Die Unternehmen müssten jedoch einem Wildwuchs bei der Nutzung der neuen mobilen Geräte durch präzise Vorgaben begegnen, heißt es in dem Detecon-Papier. Nur durch ein systematisches Applikationsmanagement ließen sich die Aktivitäten gewinnbringend in die Geschäftsprozesse integrieren.

Mobiler Lebenszyklus

Die Unternehmen müssten zudem dafür sorgen, dass die Mitarbeiter ihrer IT-Abteilungen entsprechendes Know How erwerben könnten. In naher Zukunft sei das Wissen um den gesamten mobilen Lebenszyklus unverzichtbar.

Die aktuell diskutierten Herausforderungen wie Sicherheit und Datenschutz würden hingegen schnell an Bedeutung verlieren, da der Markt dafür bereits zuverlässige Lösungen biete.

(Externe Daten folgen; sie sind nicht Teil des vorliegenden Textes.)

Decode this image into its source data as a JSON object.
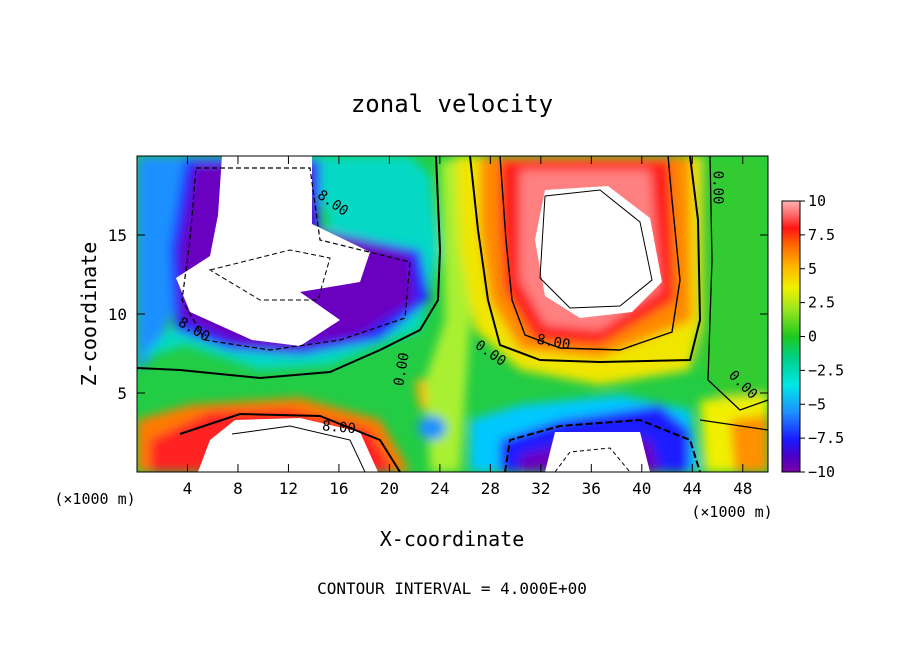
{
  "chart_data": {
    "type": "heatmap",
    "title": "zonal velocity",
    "xlabel": "X-coordinate",
    "ylabel": "Z-coordinate",
    "x_units": "(×1000 m)",
    "z_units": "(×1000 m)",
    "footer": "CONTOUR INTERVAL = 4.000E+00",
    "xlim": [
      0,
      50
    ],
    "ylim": [
      0,
      20
    ],
    "x_ticks": [
      4,
      8,
      12,
      16,
      20,
      24,
      28,
      32,
      36,
      40,
      44,
      48
    ],
    "y_ticks": [
      5,
      10,
      15
    ],
    "colorbar": {
      "range": [
        -10,
        10
      ],
      "ticks": [
        10,
        7.5,
        5,
        2.5,
        0,
        -2.5,
        -5,
        -7.5,
        -10
      ],
      "tick_labels": [
        "10",
        "7.5",
        "5",
        "2.5",
        "0",
        "−2.5",
        "−5",
        "−7.5",
        "−10"
      ]
    },
    "contour_labels": [
      {
        "text": "8.00",
        "x": 15.5,
        "z": 17.0
      },
      {
        "text": "8.00",
        "x": 4.5,
        "z": 9.0
      },
      {
        "text": "0.00",
        "x": 21.0,
        "z": 6.5
      },
      {
        "text": "0.00",
        "x": 28.0,
        "z": 7.5
      },
      {
        "text": "8.00",
        "x": 33.0,
        "z": 8.2
      },
      {
        "text": "0.00",
        "x": 46.0,
        "z": 18.0
      },
      {
        "text": "0.00",
        "x": 48.0,
        "z": 5.5
      },
      {
        "text": "8.00",
        "x": 16.0,
        "z": 2.8
      }
    ]
  }
}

Laut Detecon werden die Grenzen zwischen geschäftlicher und privater Nutzung mobiler Geräte weiter verschwimmen. Vor allem technikaffine Mitarbeiter würden zunehmend auch Business-Anwendungen und -Daten auf privaten Mobilrechnern verwenden.

Erfahrungen und Ideen

Diese Bereitschaft kann Unternehmen am Ende sogar Hardware-Kosten sparen, sofern die Verwendung klaren Regeln unterliegt“, so Saffari. „Auf jeden Fall profitieren Unternehmen von den Erfahrungen und Ideen, welche die Mitarbeiter bei dem Verwenden ihrer privaten iPads oder Smartphones machen.“

Darüber hinaus könne eine solche Offenheit neue und junge Talente für die eigene Organisation begeistern. „Angesichts des heutigen Mangels an Expertennachwuchs ist dies ein nicht zu unterschätzender Zusatznutzen“, betont Saffari.